И уж Иван — тожа: после всех под конец сказал:

— Так — так так. Перетакывать — не будем.

Тятенька один — молчал токо...

И на другой день, под собачий-то вой кромешнай, разделили мы всё старьё, которо в мазанке сроду складывали-кидали, — польты выношенны, шапки облезлы, подстилки стары, половики страшны да удеялки, которы свалялись. Да столы-стульи-табуретки сломаны в углу свалены были — их поделили. Ну и носили старьё-то каждай к себе — Иван, Вашка да Томка. Носили по снегу — сё мимо пустого места. Мимо углей чорных да мимо золы... Мимо головяшков, знашь...

Я уж им — и не подмогал. Скорей печь обгорелу во дворе разбирать стал. Томке на кирпичи. Лом взял — да кладку зачил разбивать. Больно страшна да чорна она, печь-то наша, перед глазами, прям под небом, одна стоит... Страшна-чорна... Из старых ведь наших кирпичей — печку-то в анбаре в Томкиным все вместе клали!

И уж сроду на тем месте на горелом — не сажали.
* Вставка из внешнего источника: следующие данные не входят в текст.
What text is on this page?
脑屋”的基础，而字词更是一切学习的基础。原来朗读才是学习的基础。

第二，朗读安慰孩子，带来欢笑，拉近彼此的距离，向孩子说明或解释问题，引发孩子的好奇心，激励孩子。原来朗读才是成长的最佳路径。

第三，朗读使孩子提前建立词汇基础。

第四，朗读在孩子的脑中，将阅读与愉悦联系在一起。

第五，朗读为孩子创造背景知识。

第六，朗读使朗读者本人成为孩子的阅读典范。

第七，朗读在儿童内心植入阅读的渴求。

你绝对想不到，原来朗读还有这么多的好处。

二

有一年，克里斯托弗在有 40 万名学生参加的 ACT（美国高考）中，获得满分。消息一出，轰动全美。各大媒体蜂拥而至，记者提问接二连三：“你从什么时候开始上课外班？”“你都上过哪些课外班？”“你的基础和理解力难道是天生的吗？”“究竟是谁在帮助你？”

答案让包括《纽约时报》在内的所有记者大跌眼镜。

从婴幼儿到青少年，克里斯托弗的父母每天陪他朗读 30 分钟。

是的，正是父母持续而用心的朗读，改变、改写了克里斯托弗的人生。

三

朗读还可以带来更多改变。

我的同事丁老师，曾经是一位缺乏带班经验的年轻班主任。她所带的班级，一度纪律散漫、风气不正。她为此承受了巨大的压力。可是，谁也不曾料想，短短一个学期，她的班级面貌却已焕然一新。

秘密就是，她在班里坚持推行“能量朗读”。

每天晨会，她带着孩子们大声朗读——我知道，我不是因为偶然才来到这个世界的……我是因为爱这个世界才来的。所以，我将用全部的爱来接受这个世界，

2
Инда ноги, знашь, не йдут — вскапывать ёво, место избяное. Вскапывать, сажать... Да. Так — бурьян один тама поднялси-стоит. Бурьян вырос, понизу переплёлси весь — как войлок. Как войлок, сбилси — как колтун...
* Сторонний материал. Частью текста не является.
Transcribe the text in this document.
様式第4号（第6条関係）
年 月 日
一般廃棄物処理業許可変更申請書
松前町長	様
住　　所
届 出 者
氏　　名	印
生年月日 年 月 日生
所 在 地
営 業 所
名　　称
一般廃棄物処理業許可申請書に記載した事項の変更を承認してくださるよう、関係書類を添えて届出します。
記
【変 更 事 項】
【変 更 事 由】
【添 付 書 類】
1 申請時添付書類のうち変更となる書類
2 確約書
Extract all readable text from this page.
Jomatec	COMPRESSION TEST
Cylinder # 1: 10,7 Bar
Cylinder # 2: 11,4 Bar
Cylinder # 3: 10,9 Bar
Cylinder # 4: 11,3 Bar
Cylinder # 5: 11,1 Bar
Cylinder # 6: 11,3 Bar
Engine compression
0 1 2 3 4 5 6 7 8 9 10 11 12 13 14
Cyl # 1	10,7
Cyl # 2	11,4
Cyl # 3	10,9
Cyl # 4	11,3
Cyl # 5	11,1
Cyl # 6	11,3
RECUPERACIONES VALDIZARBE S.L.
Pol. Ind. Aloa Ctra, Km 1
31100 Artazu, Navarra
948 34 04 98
И вот мы, Лунёвы, — уж не зажитошны, а бедней бедных сразу мы сделались, и уж голей гороху оказались: беднота!

...Самы бедны изо всех сразу и стали.

А собаки, знашь, сё воют, как с ума по дворам-то посходили! Воют — инда надсаживаются... Ну и раз, под утром, по всему по Лунёву к собачьему-то вою уж людской — человечий прибавилси. Да всё и перекрыл. Инда восемь отрядов из Самары перед утром, до свету, на нас и наслали!

Никто ведь и не слыхал. Какея тут городки?.. Спали. А уж оцеплено Лунёво-то было...

По всем хорошим домам с винтовкими, с четырёх концов, потемну оне шли! Двести шоснадцать мужиков в Харитонову балку по списку отвели — тут жа. До свету их и расстреляли. Ище не больно развиднелось — расстреляли. Из домов сонных поднимали, руки сразу — на верёвку, на узол. В исподнем на мороз взашей вытолкали. Босиком... Как кулацкай элемент. Бумагу такую самарску бегом в балке им зачитали.

Да. Уж в городки-то — некто не ушёл... Спали все, знашь.

И Исавых семерых мужиков, у которых в гусары сё парней-то брали, под пули поставили-уложили... Вот токо ровня мой Иван Исав из них один живой и осталси. А что? На охоту ушёл — да из лесу припозднилси, на хуторе ночевал. А день-то опять зря проходил-устал — ногу больно натёр. Да опять к леснику возвернулси. Пустой домой сё не шёл-не хотел — а нога-то на хуторе и разболелась...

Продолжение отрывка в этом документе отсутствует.